Biography
Jean-François Rauzier, born in 1952, is a French visual photographer. He lives and works in Paris. He is the creator of Hyperphotography.
In 1976, Jean-François Rauzier joined the École nationale supérieure Louis-Lumière. He worked for 30 years as an advertising photographer, while at the same time developing his own creative work.
A precursor of digital assembly, it was in 2002 that his artistic work took a radical turn: he invented the concept of the Hyperphoto and found the culmination of his approach. This concept allows him to do the impossible: to combine the infinitely large and the infinitely small in the same image, out of time. It is in the juxtaposition, duplication, twisting of images that he finds the means to reproduce human vision most faithfully, generating a veritable digital puzzle whose pieces, cut out, "redrawn", are grafted on as the artist's imagination dictates.

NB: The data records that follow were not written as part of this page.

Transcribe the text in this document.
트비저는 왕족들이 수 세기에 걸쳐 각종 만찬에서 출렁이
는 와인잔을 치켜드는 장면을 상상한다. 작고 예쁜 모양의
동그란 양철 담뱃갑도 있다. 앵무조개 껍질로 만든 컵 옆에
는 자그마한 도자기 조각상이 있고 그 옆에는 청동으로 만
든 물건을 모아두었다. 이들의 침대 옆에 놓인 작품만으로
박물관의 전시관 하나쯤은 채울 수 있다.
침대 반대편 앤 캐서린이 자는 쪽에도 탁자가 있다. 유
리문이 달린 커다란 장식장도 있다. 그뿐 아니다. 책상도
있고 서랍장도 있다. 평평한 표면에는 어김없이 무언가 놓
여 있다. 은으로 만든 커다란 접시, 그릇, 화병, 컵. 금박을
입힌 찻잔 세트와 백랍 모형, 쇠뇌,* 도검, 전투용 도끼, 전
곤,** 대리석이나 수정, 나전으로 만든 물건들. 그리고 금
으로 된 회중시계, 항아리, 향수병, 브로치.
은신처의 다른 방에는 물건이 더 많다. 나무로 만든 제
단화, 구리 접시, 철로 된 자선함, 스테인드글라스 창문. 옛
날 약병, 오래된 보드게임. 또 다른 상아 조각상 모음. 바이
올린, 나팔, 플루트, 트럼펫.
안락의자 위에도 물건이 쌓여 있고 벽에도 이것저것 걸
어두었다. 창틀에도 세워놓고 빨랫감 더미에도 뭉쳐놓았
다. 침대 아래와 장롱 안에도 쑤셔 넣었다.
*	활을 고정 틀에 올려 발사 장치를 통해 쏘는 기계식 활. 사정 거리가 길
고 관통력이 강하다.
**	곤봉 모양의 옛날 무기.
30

Known for his imaginary architectures and for his numerous cultural and popular references, he thus transforms the built remains into real utopias and questions the city of tomorrow, our place in the modern world, through different construction schemes. Described as a "re-enchanter of reality" by the art critic and curator Damien Sausset and attached to the "digital baroque" artists by the curator Régis Cotentin, he has been exhibited in various international institutions (Annenberg Foundation in Los Angeles, Palais des Beaux-Arts in Lille, MOMA in Moscow, Botanical Cultural Center in Brussels, etc.) and is present in contemporary art collections (Louis Vuitton, Institut Culturel B. Magrez, Ville de Versailles, etc.).
Passionate about travel, he reinterprets the architectural heritage of the countries and cities he has visited: Kazakhstan (2016), Azerbaijan (2016), Brazil (2015), Beijing (2012), Russia (2011), Spain (2011), Abu Dhabi (2011), Detroit (2011), Istanbul (2010), Versailles (2009).